Diese Zukunftsaussicht – dass nämlich der aktuelle Ausnahmezustand auf längere Sicht der Normalzustand bleibt – ist ein Anlass, darüber nachzudenken, wie der Wettbewerb der Banken um Firmenkunden mit der neuen Normalität zurechtkommt. Quasi ein Zwischenfazit, wie Institute in der Krise das Firmenkundengeschäft managen.

Umfeld für Unternehmen und Banken bleibt schwierig

Das Umfeld ist denkbar schwierig. Während sich Unternehmen in nahezu allen Branchen in einer herausfordernden, teils äußerst angespannten Lage befinden und die volle Aufmerksamkeit der Kreditinstitute benötigen, müssen diese ihre eigenen Strukturen und Prozesse auf die neue Situation einstellen. Das bedeutet konkret z.B., die sich stetig verändernde Risikolage fortwährend bewerten und managen, Teams teilen und remote stellen, Hardware für die mobile Arbeit bereitstellen, dezentrales Arbeiten organisieren und operativ steuern, von face-to-face auf digitale vertriebliche Führung umstellen.

Darüber hinaus mindestens ebenso bedeutend: für Kunden, die sich häufig selber in sehr herausfordernden Situationen befinden, auf allen Kanälen qualifiziert erreichbar sein – und für sie Mehrwert stiften! Der Kunde vergisst nicht, wer ihm in schwierigen Zeiten die Treue gehalten hat! Gerade gewerbliche Kunden verfügen häufig über ein ausgeprägtes Elefantengedächtnis. So haben sie auch nicht vergessen, wer sie in den Krisen dieses Jahrtausends in Stich gelassen und wer auch in schweren Zeiten zu ihnen gestanden hat. Wer sich also jetzt nur um sich selbst kümmert und dabei seine Kunden vergisst, wird es künftig schwer haben.

Das Umfeld ist für alle Institutsgruppen annähernd gleich; die Pandemie diktiert die Regeln auf einem neuen Spielfeld. Die Voraussetzungen sind allerdings unterschiedlich. Hier lohnt ein vereinfachter Blick auf die einzelnen Sektoren.

Dezentralität versus zentraler Steuerung

Sparkassen und Genossenschaftsbanken steuern dezentral. Sie haben ihr Geschäftsgebiet täglich vor Augen und finanzieren die lokale Geschäftswelt. Hierzu gehören insbesondere die kleinen und mittelständischen Kunden, Freiberufler und Selbstständige – also das Rückgrat der deutschen Wirtschaft. Diese regionalen Institute kennen ihrem regionalen Geschäftsmodell entsprechend die Gegebenheiten vor Ort exzellent.

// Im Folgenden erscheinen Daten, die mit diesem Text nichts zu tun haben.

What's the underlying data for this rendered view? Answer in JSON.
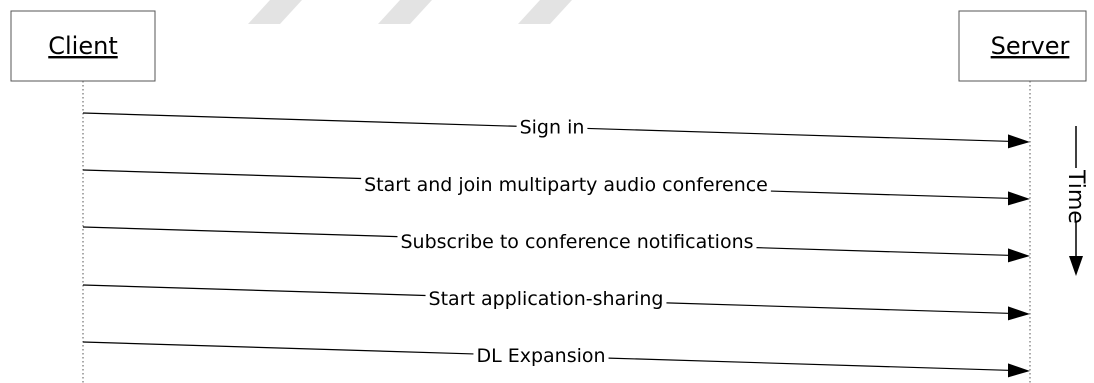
{
  "actors": {
    "client": "Client",
    "server": "Server"
  },
  "messages": [
    {
      "label": "Sign in",
      "from": "client",
      "to": "server"
    },
    {
      "label": "Start and join multiparty audio conference",
      "from": "client",
      "to": "server"
    },
    {
      "label": "Subscribe to conference notifications",
      "from": "client",
      "to": "server"
    },
    {
      "label": "Start application-sharing",
      "from": "client",
      "to": "server"
    },
    {
      "label": "DL Expansion",
      "from": "client",
      "to": "server"
    }
  ],
  "time_label": "Time"
}
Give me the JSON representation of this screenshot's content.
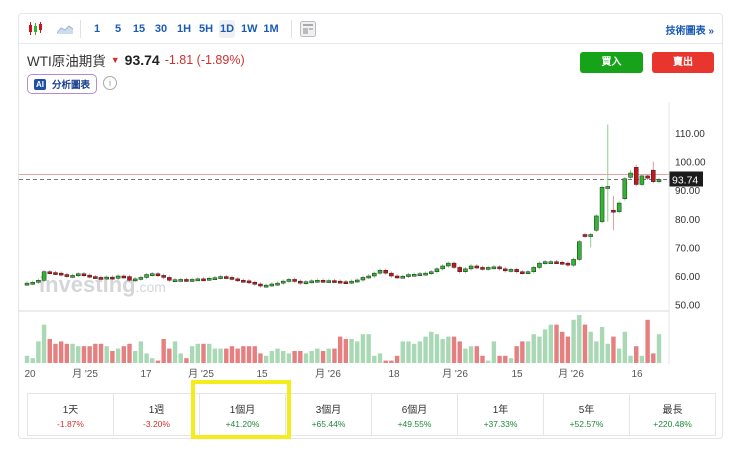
{
  "toolbar": {
    "intervals": [
      "1",
      "5",
      "15",
      "30",
      "1H",
      "5H",
      "1D",
      "1W",
      "1M"
    ],
    "active": "1D",
    "tech_chart_label": "技術圖表 »"
  },
  "instrument": {
    "name": "WTI原油期貨",
    "price": "93.74",
    "change": "-1.81 (-1.89%)",
    "direction_arrow": "▼"
  },
  "ai_button": {
    "badge": "AI",
    "label": "分析圖表"
  },
  "info_icon": "i",
  "buy_label": "買入",
  "sell_label": "賣出",
  "watermark": "investing.com",
  "colors": {
    "up": "#2fb52f",
    "down": "#c4161c",
    "buy": "#16a31a",
    "sell": "#e8352d",
    "link": "#1a5bb5"
  },
  "chart_data": {
    "type": "candlestick",
    "y_ticks": [
      "110.00",
      "100.00",
      "90.00",
      "80.00",
      "70.00",
      "60.00",
      "50.00"
    ],
    "ylim": [
      45,
      118
    ],
    "last_price_label": "93.74",
    "last_price": 93.74,
    "x_labels": [
      "20",
      "月 '25",
      "17",
      "月 '25",
      "15",
      "月 '26",
      "18",
      "月 '26",
      "15",
      "月 '26",
      "16"
    ],
    "closes": [
      57.5,
      57.8,
      58.5,
      61.5,
      61.2,
      61,
      60.5,
      60,
      60.2,
      60.8,
      60.3,
      59.8,
      59.5,
      59.3,
      59.6,
      59.2,
      60,
      59.8,
      58.5,
      59,
      59.5,
      60.5,
      60.8,
      60.2,
      59.5,
      58.5,
      58.7,
      58.8,
      58.5,
      58.8,
      59,
      58.9,
      59.2,
      59.4,
      59.8,
      59.5,
      59,
      58.5,
      58.3,
      57.8,
      57.2,
      56.5,
      56.8,
      57.2,
      57.5,
      58.2,
      58.8,
      58.2,
      57.5,
      58,
      58.3,
      58.5,
      58.2,
      58.4,
      58.2,
      58,
      57.8,
      58.2,
      58.6,
      59.5,
      60,
      61,
      62,
      61,
      60,
      59.8,
      59.9,
      60.5,
      60.6,
      60.8,
      61,
      61.5,
      62.5,
      63.5,
      64.5,
      63,
      61.5,
      62.5,
      63.5,
      63,
      62.5,
      63,
      63.2,
      62.5,
      61.8,
      62.3,
      61.5,
      61.2,
      61.5,
      63,
      64.5,
      65,
      65,
      64.8,
      64.5,
      63.8,
      65.8,
      72,
      74,
      74.5,
      81,
      91,
      91.3,
      82.5,
      85.5,
      94,
      96,
      92,
      95,
      94.2,
      93,
      93.74
    ],
    "opens_override": {
      "98": 74.5,
      "100": 76,
      "101": 79,
      "102": 91,
      "103": 83,
      "105": 87,
      "106": 94.5,
      "107": 98,
      "110": 97
    },
    "highs_override": {
      "102": 113,
      "103": 88,
      "106": 97,
      "107": 99,
      "110": 100
    },
    "lows_override": {
      "102": 79,
      "103": 76,
      "99": 70
    },
    "volumes": [
      3,
      2,
      9,
      16,
      10,
      8,
      9,
      8,
      8,
      7,
      7,
      7,
      8,
      8,
      7,
      5,
      6,
      7,
      8,
      5,
      9,
      4,
      2,
      1,
      10,
      6,
      9,
      4,
      2,
      7,
      8,
      8,
      8,
      6,
      6,
      6,
      7,
      6,
      7,
      7,
      7,
      4,
      3,
      5,
      6,
      5,
      4,
      5,
      5,
      4,
      5,
      6,
      5,
      6,
      6,
      11,
      10,
      10,
      9,
      12,
      12,
      3,
      4,
      1,
      1,
      3,
      9,
      9,
      8,
      9,
      11,
      13,
      12,
      10,
      11,
      11,
      9,
      6,
      7,
      7,
      3,
      1,
      9,
      3,
      3,
      2,
      7,
      9,
      9,
      12,
      11,
      14,
      16,
      16,
      13,
      11,
      18,
      20,
      16,
      13,
      9,
      15,
      8,
      11,
      6,
      13,
      3,
      7,
      3,
      18,
      4,
      12,
      5,
      5,
      9,
      13
    ]
  },
  "periods": [
    {
      "label": "1天",
      "value": "-1.87%",
      "up": false
    },
    {
      "label": "1週",
      "value": "-3.20%",
      "up": false
    },
    {
      "label": "1個月",
      "value": "+41.20%",
      "up": true
    },
    {
      "label": "3個月",
      "value": "+65.44%",
      "up": true
    },
    {
      "label": "6個月",
      "value": "+49.55%",
      "up": true
    },
    {
      "label": "1年",
      "value": "+37.33%",
      "up": true
    },
    {
      "label": "5年",
      "value": "+52.57%",
      "up": true
    },
    {
      "label": "最長",
      "value": "+220.48%",
      "up": true
    }
  ]
}
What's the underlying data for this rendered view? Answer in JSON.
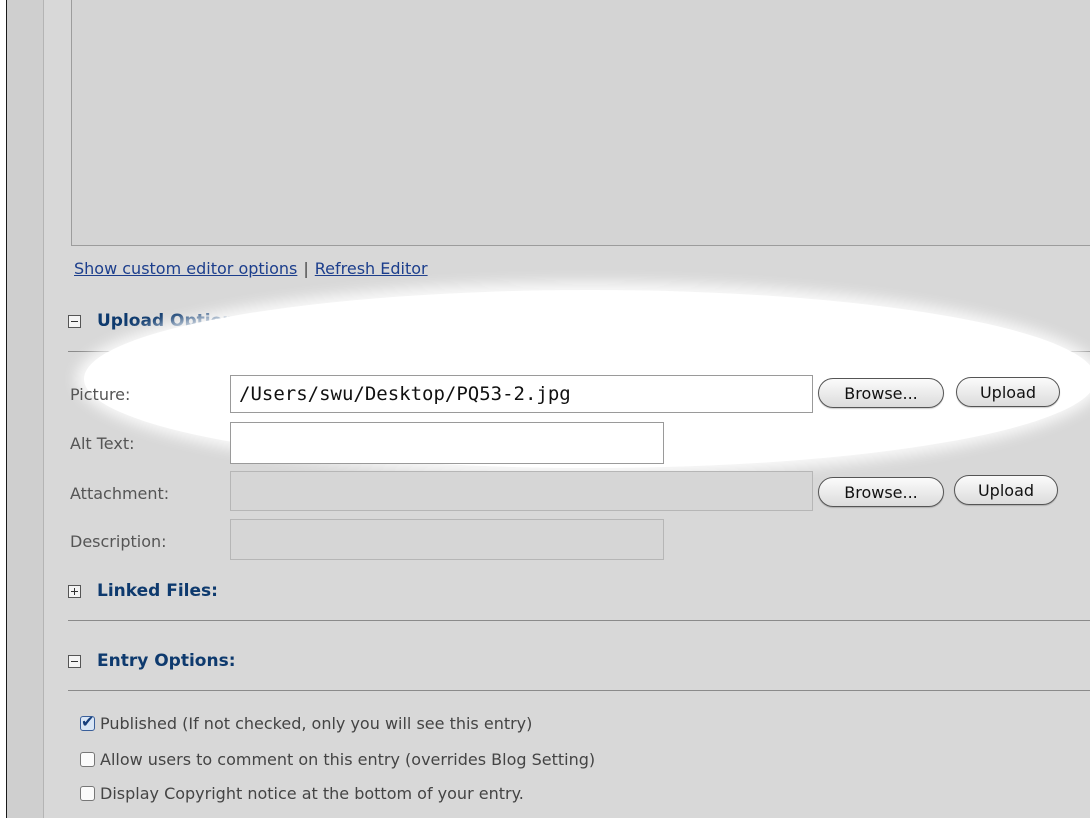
{
  "editor_links": {
    "custom_options": "Show custom editor options",
    "separator": "|",
    "refresh": "Refresh Editor"
  },
  "upload_options": {
    "title": "Upload Options:",
    "picture_label": "Picture:",
    "picture_value": "/Users/swu/Desktop/PQ53-2.jpg",
    "alt_text_label": "Alt Text:",
    "alt_text_value": "",
    "attachment_label": "Attachment:",
    "attachment_value": "",
    "description_label": "Description:",
    "description_value": "",
    "browse_label": "Browse...",
    "upload_label": "Upload"
  },
  "linked_files": {
    "title": "Linked Files:"
  },
  "entry_options": {
    "title": "Entry Options:",
    "checkboxes": [
      {
        "label": "Published (If not checked, only you will see this entry)",
        "checked": true
      },
      {
        "label": "Allow users to comment on this entry (overrides Blog Setting)",
        "checked": false
      },
      {
        "label": "Display Copyright notice at the bottom of your entry.",
        "checked": false
      }
    ]
  },
  "colors": {
    "heading": "#0e3a6e",
    "link": "#1c3e8c",
    "panel_bg": "#d8d8d8"
  }
}
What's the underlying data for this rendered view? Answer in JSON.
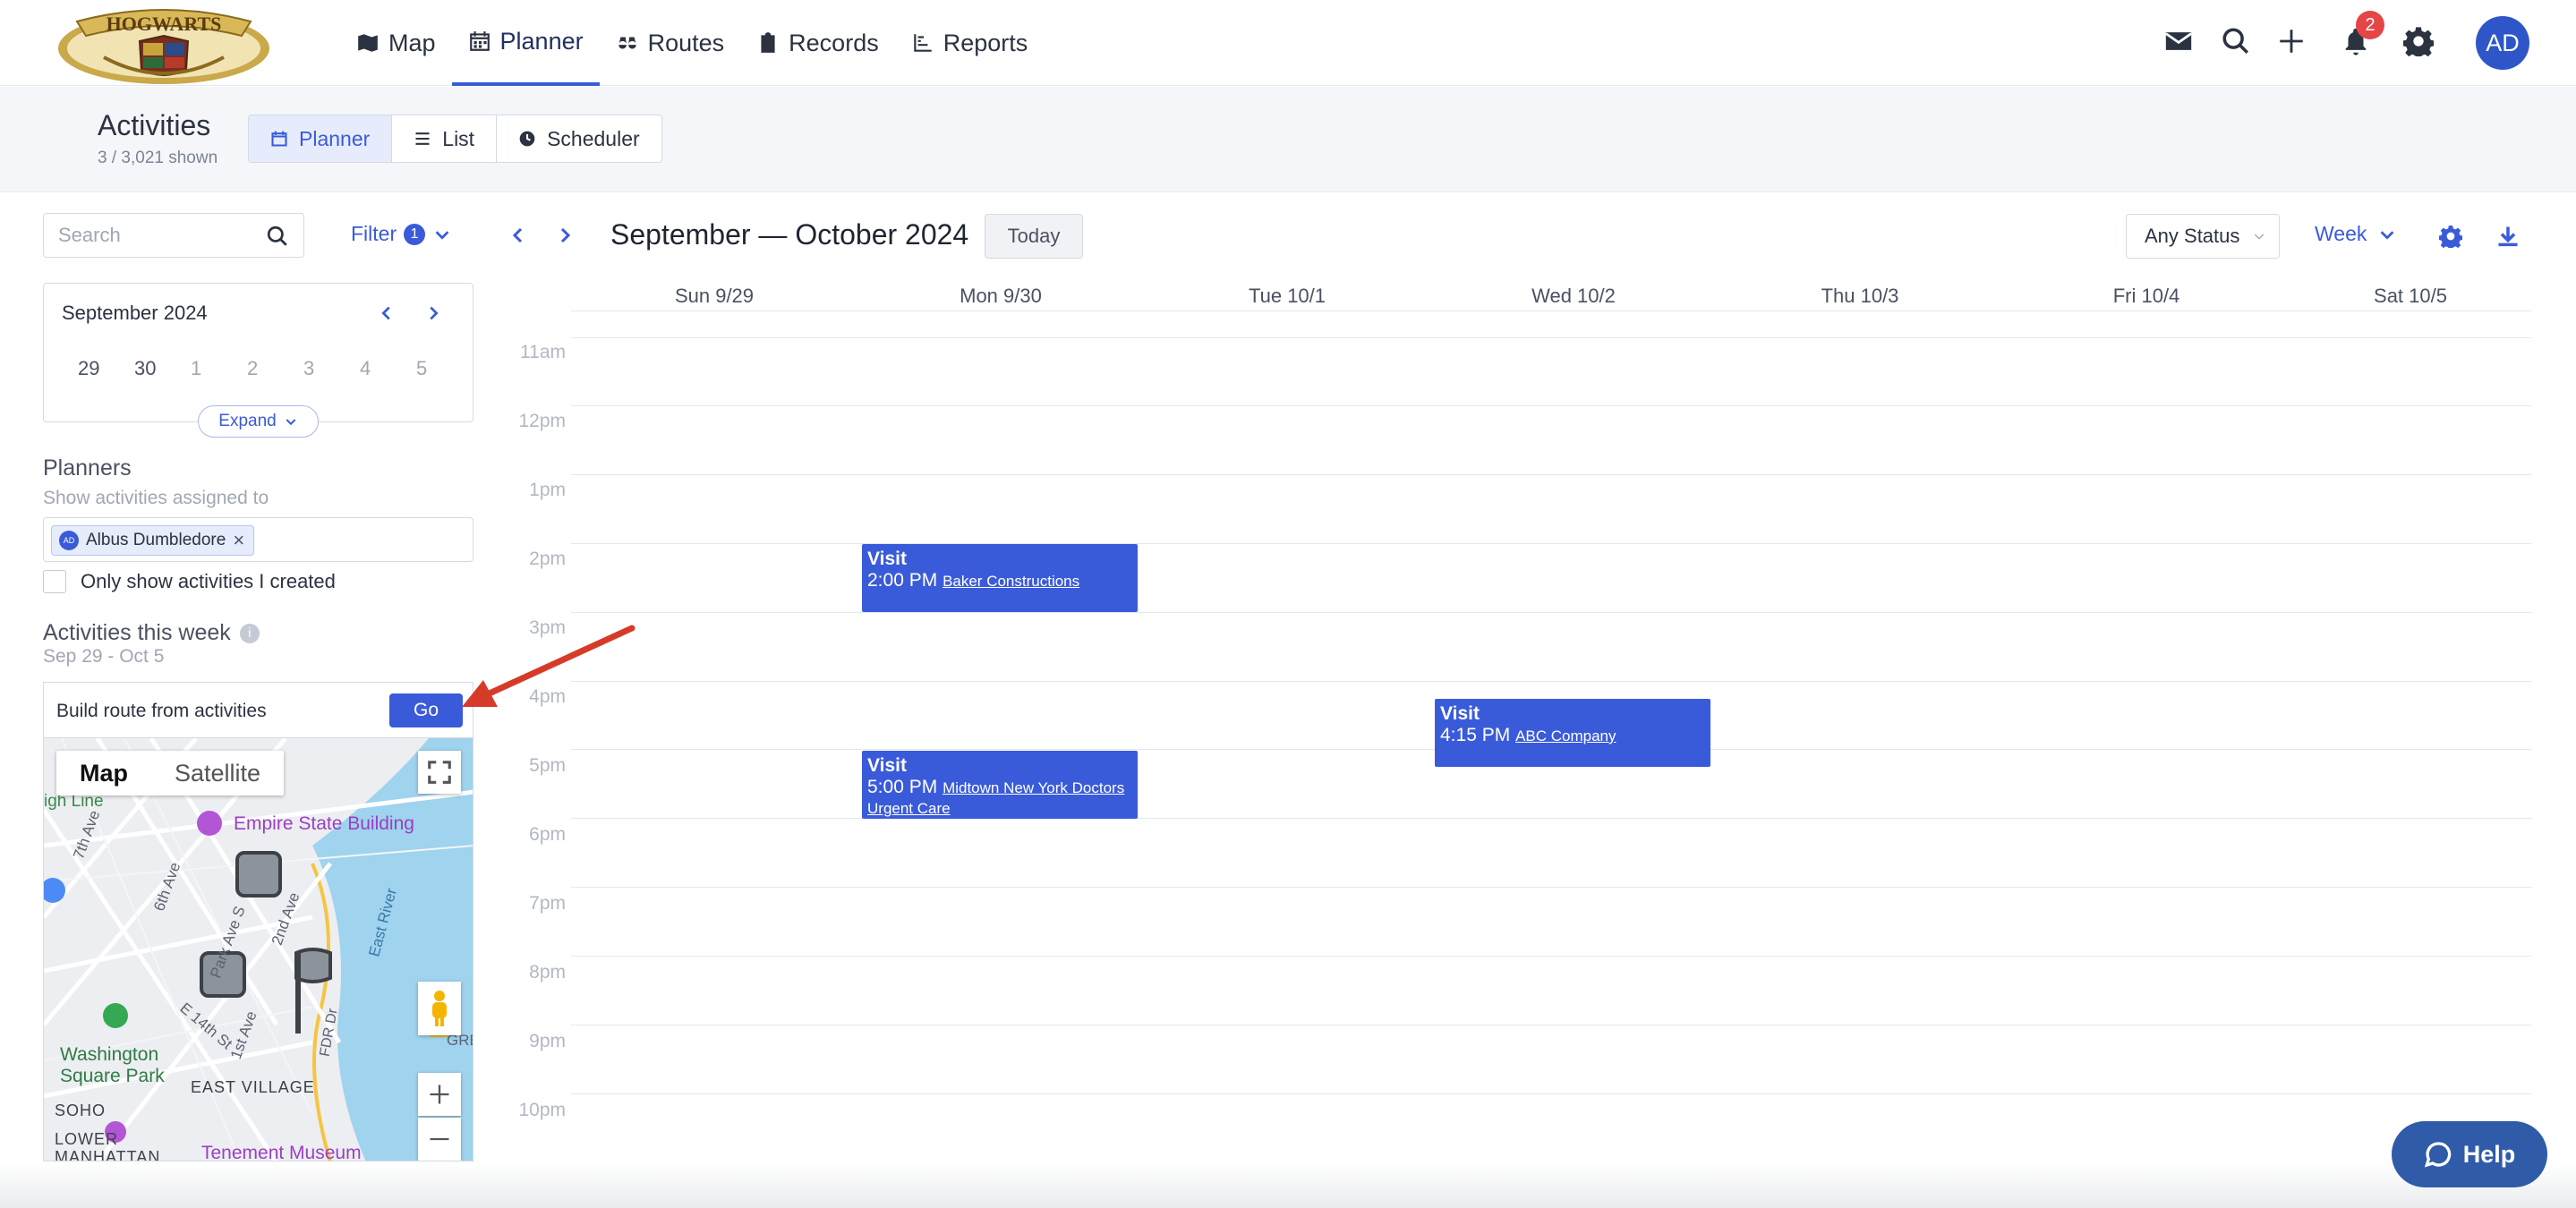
{
  "nav": {
    "logo_text": "HOGWARTS",
    "links": [
      {
        "label": "Map",
        "icon": "map-icon"
      },
      {
        "label": "Planner",
        "icon": "calendar-icon"
      },
      {
        "label": "Routes",
        "icon": "binoculars-icon"
      },
      {
        "label": "Records",
        "icon": "clipboard-icon"
      },
      {
        "label": "Reports",
        "icon": "chart-icon"
      }
    ],
    "active_link": "Planner",
    "notification_count": "2",
    "user_initials": "AD"
  },
  "header": {
    "title": "Activities",
    "count": "3 / 3,021 shown",
    "views": [
      "Planner",
      "List",
      "Scheduler"
    ],
    "active_view": "Planner"
  },
  "sidebar": {
    "search_placeholder": "Search",
    "filter_label": "Filter",
    "filter_count": "1",
    "mini_calendar": {
      "month": "September 2024",
      "days": [
        "29",
        "30",
        "1",
        "2",
        "3",
        "4",
        "5"
      ],
      "expand_label": "Expand"
    },
    "planners_label": "Planners",
    "planners_sub": "Show activities assigned to",
    "planner_chip": {
      "initials": "AD",
      "name": "Albus Dumbledore"
    },
    "only_mine_label": "Only show activities I created",
    "week_label": "Activities this week",
    "week_range": "Sep 29 - Oct 5",
    "route_text": "Build route from activities",
    "go_label": "Go",
    "map": {
      "types": [
        "Map",
        "Satellite"
      ],
      "active_type": "Map",
      "labels": [
        "Empire State Building",
        "Washington Square Park",
        "EAST VILLAGE",
        "SOHO",
        "LOWER MANHATTAN",
        "Tenement Museum",
        "East River",
        "FDR Dr",
        "7th Ave",
        "6th Ave",
        "Park Ave S",
        "2nd Ave",
        "1st Ave",
        "E 14th St",
        "igh Line",
        "GRE"
      ]
    }
  },
  "calendar": {
    "title": "September — October 2024",
    "today_label": "Today",
    "status_filter": "Any Status",
    "view_mode": "Week",
    "days": [
      "Sun 9/29",
      "Mon 9/30",
      "Tue 10/1",
      "Wed 10/2",
      "Thu 10/3",
      "Fri 10/4",
      "Sat 10/5"
    ],
    "hours": [
      "11am",
      "12pm",
      "1pm",
      "2pm",
      "3pm",
      "4pm",
      "5pm",
      "6pm",
      "7pm",
      "8pm",
      "9pm",
      "10pm"
    ],
    "events": [
      {
        "type": "Visit",
        "time": "2:00 PM",
        "company": "Baker Constructions",
        "day": "Mon 9/30"
      },
      {
        "type": "Visit",
        "time": "4:15 PM",
        "company": "ABC Company",
        "day": "Wed 10/2"
      },
      {
        "type": "Visit",
        "time": "5:00 PM",
        "company": "Midtown New York Doctors Urgent Care",
        "day": "Mon 9/30"
      }
    ]
  },
  "help_label": "Help",
  "colors": {
    "accent": "#3a5bd9",
    "event": "#3a5bd9",
    "badge": "#e54545",
    "annotation_arrow": "#d63b2a",
    "help": "#2f5ba8"
  }
}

Großbanken, Privatbanken und auch die Auslandsbanken sind dagegen überregional beziehungsweise zentral gesteuert, generieren aufgrund der Mengenbündelung leichter Skaleneffekte, finanzieren schwerpunktmäßig große Adressen und konzentrieren sich auf die ertragreicheren Kunden.

Wie wirkt sich das unter dem Einfluss der Pandemie auf die Kundenähe und das Management von Risiken aus?

Kundennähe trotz Corona?

In den ersten Wochen des Lockdowns bestand für Kunden und Banken intensiver Gesprächsbedarf – bei stark eingeschränkten Kontaktmöglichkeiten. Der große Vorteil des direkten Gesprächs vor Ort war für alle ungeplant plötzlich nicht mehr greifbar, denn sowohl Mitarbeiter als auch Kunden agierten vielfach aus dem Homeoffice. Natürlich stellten (fast) alle Banken Onlinekanäle zur Verfügung.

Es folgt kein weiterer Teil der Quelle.